CFPA Submits Comments Opposing Federal Proposal to Shrink Poverty Threshold


The OMB proposes to update the Census Bureau’s poverty thresholds using a slower-rising measure of inflation than the current Consumer Price Index for All Urban Consumers (CPI-U). If enacted, the change would lower the poverty line with the effect worsening over time.

The Trump Administration's plan would lead to tens of thousands of low-income Californians losing eligibility for, or receiving fewer benefits from, Medi-Cal, CalFresh, school meals, WIC, the Child and Adult Care Food Program, and other programs that help them meet basic needs.

Read CFPA's public comments PDF.

CFPA objects to this proposal for a number of important reasons. First, the current Official Poverty Measure (OPM), does not reflect the true level of need in many California communities – and neither do program eligibility criteria based on that measure. Any changes made to the OPM should comprehensively address its inaccuracy and not exacerbate the flaws.

Below is a comparison of the maximum allowable income (before deductions) for CalFresh, income limits for school meal programs, and the living wage deemed necessary to meet the basic needs of a family of four in California.

Though the living wage for basic needs varies by California county, in all cases that wage exceeds the highest allowable income for public nutrition programs such as CalFresh and free or reduced-price school meals. Families who fall into the gap between a living wage and program eligibility struggle to meet their most basic needs – and must do so without having access to the very nutrition assistance programs that are intended to prevent hunger and poor nutrition.

Second, the OMB proposes to use a slower-rising measure of inflation than the current method, which is likely to be a less accurate way to measure inflation for low-income households. Research shows that the cost of good and services that make up the bulk of spending by low-income households (e.g. housing) is already rising faster than the CPI-U (the measure of inflation currently used to calculate the poverty thresholds). Research also shows that low-income households experience inflation at a higher rate of growth than other households. Incorporating a slow-growing measure of inflation into the federal poverty threshold runs counter to this evidence.
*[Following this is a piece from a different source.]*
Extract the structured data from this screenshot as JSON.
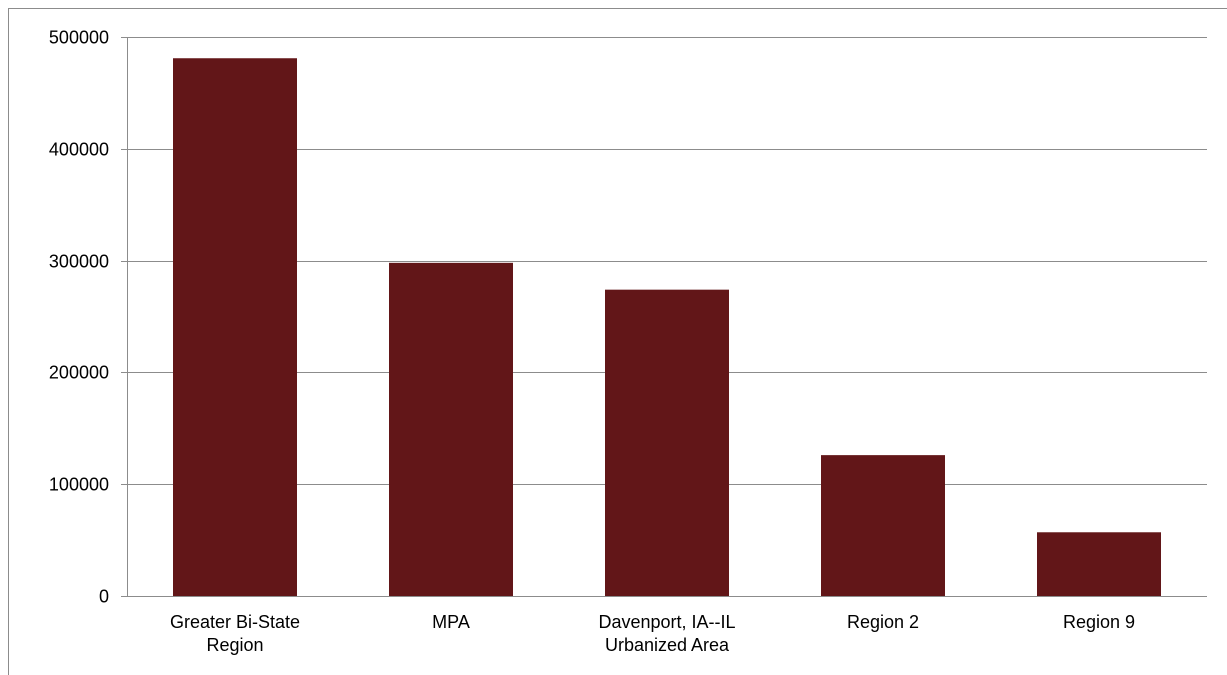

Finally, OMB has not sought out or provided the necessary evidence to justify the proposed changes. CFPA and our partners strongly believe that the administration must conduct extensive research, carry out rigorous analysis, and meaningfully solicit stakeholder input before making any changes to the federal poverty threshold that would affect the calculation of the federal poverty guidelines.

OMB’s proposal to change the inflation measure used in the estimation of the federal poverty threshold is unfounded and misguided.